Hedge Fund Deregistration

Cite this Article
Bill Sjostrom, Hedge Fund Deregistration, Truth on the Market (September 23, 2006), https://truthonthemarket.com/2006/09/23/hedge-fund-deregistration/

This Bloomberg article notes that 106 hedge funds have withdrawn their registrations under the Advisers Act since the SEC’s rule requiring registration was struck down in Goldstein v. SEC. According to the article:

SEC spokesman John Heine said 70 hedge fund managers told the agency they opted out because registration is no longer required. The other 36 may have withdrawn for any number of reasons, such as closing down their funds, he said. Heine declined to name any of the hedge funds.

Interestingly,

[a] total 2,479 of the roughly 7,000 U.S.-based funds remain registered with the SEC and subject to spot-checks. Those that stay probably are doing so to attract pension plans and charitable foundations, which are more concerned with regulatory compliance, said Barry Barbash, a former director of the SEC’s investment-management division.

As an aside, the article notes that Amaranth did not register.
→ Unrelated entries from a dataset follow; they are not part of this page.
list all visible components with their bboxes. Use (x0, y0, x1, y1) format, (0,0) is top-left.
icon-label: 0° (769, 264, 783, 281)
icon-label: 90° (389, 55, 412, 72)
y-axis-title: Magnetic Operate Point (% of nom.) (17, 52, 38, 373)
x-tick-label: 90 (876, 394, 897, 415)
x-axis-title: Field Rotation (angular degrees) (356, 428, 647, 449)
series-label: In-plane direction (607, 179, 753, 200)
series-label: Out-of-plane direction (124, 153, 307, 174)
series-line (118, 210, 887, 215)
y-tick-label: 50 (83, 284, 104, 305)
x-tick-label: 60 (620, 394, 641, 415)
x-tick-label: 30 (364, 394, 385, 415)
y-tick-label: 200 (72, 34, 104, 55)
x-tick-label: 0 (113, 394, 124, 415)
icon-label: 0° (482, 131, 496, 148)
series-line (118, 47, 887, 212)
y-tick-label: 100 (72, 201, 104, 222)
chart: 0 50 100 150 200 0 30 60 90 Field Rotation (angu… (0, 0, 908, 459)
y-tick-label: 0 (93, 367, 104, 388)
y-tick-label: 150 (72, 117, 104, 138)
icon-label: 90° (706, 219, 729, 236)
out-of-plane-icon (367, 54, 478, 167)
It seems unlikely, however, that registration would have prevented the billions in trading losses. As Dale Oesterle notes in his recent paper “Regulating Hedge Funds,” “registration . . .does not require an adviser to follow or avoid any particular trading strategy, does not require or prohibit any specific investments, and does not require an adviser to reveal specific trading strategies or disclose their specific portfolio holdings.”